La liberazione. Theater an der Wien. Photographie © Herwig Prammer.
Nonobstant l’apparence d’un scénario où l’homme devient l’enjeu objectal de rivalités amoureuses entre deux femmes, l’œuvre explicite davantage un conflit pulsionnel entre deux instances psychiques : l’insatiable plaisir sexuel contre l’acceptation de la castration et de la Loi. Le plus étrange dans la mise en scène d’Ilaria Lanzino et la dramaturgie de Christian Schröder réside toutefois dans le parti résolument pris contre Mélissa tout en suggérant au public la tentation de s’apitoyer sur le sort d’Alcina. Une impression sans doute accentuée par le recours au « théâtre physique », celui du mime dramatique parisien Jacques Lecoq (1921-1999) : son école inspire la gestuelle scénique — intention brillamment exploitée lors des madrigaux et en particulier pour le finale — où, selon Ilaria Lanzino, « le corps des artistes n’est plus le porteur inconscient et privé du quotidien mais devient l’instrument principal de l’expression théâtrale ». En témoigne la démarche martiale et mécaniste d’une Mélissa aux mains ensanglantées qui s’oppose à la grâce voluptueuse et au joli minois d’Alcina. Mais les décors signés Martin Hickmann où s’enchevêtrent de gigantesques chenilles de blindés détruits sur un hypothétique champ de bataille, constituent autant d’imparables piqûres de rappel : la jouissance, fût-elle des plus envoûtantes, demeure une illusion. D’où la décision d’Ilaria Lanzino et de Christian Schröder de ne pas cliver le plateau en fonction de la présence de l’une ou de l’autre des deux femmes.

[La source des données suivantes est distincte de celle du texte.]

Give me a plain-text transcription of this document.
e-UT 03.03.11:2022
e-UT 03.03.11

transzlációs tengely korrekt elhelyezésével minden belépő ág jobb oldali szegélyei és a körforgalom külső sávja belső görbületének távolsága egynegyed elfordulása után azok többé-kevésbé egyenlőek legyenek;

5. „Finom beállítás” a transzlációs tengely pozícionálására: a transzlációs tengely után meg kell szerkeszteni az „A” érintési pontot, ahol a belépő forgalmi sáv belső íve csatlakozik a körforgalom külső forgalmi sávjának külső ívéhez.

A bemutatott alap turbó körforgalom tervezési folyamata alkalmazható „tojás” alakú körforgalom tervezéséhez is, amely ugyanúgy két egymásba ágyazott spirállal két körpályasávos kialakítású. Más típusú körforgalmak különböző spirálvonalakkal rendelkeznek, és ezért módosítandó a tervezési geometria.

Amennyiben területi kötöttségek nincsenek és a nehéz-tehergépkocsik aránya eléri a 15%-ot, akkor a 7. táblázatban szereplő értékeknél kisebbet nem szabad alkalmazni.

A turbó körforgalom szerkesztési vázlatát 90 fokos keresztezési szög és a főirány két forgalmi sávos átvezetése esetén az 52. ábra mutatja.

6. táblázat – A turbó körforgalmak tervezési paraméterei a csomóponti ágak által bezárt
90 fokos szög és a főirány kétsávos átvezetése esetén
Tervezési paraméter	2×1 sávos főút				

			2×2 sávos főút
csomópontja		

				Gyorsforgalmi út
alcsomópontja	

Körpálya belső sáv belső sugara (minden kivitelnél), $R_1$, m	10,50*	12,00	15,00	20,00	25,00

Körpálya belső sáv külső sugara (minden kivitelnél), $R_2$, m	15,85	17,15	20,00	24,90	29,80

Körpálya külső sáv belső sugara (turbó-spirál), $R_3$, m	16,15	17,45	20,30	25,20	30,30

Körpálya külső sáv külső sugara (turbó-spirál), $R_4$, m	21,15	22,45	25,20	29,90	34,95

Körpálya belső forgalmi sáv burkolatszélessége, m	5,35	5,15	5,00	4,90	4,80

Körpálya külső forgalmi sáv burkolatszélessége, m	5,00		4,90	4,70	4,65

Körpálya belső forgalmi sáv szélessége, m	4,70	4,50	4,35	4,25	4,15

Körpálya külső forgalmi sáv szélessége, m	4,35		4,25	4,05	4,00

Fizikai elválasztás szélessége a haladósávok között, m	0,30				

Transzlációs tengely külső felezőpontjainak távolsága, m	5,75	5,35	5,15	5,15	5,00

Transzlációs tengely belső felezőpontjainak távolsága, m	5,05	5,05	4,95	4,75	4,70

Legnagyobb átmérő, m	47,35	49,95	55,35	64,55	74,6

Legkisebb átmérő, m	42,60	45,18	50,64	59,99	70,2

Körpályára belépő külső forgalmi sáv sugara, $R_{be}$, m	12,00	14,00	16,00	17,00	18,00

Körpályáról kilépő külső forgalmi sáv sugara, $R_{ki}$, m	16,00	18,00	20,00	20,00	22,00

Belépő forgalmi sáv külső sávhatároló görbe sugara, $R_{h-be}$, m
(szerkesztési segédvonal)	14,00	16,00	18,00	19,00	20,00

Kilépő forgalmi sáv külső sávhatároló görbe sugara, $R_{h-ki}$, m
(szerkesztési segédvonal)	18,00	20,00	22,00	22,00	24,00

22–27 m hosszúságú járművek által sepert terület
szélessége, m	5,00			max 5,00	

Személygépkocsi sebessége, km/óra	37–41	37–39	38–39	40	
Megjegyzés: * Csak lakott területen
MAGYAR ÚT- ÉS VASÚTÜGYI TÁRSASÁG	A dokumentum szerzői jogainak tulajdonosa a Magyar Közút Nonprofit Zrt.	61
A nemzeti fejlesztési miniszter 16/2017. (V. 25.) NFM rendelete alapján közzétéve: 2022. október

La liberazione. Theater an der Wien. Photographie © Herwig Prammer.
Clemens Flick dirige magistralement La Folia Barockorchester, ensemble fondé à Dresden en 2007 par Robin Peter Müller, lui-même au pupitre du violon lors de cette représentation : gestuelle baroquissime du maestro, toute en onctuosité des mains traçant de minutieuses et ondoyantes arabesques et qui nous gratifie de sonorités intensément lumineuses et délicates à la fois. Celles-là mêmes qui, selon le père de Francesca Caccini, « accompagnent les mots et les affects ». « Le mot, écrivait déjà Giulio Cesare, le frère de Claudio Monteverdi doit être la maîtresse de l’harmonie, non sa servante ».
La liberazione. Theater an der Wien. Photographie© Herwig Prammer.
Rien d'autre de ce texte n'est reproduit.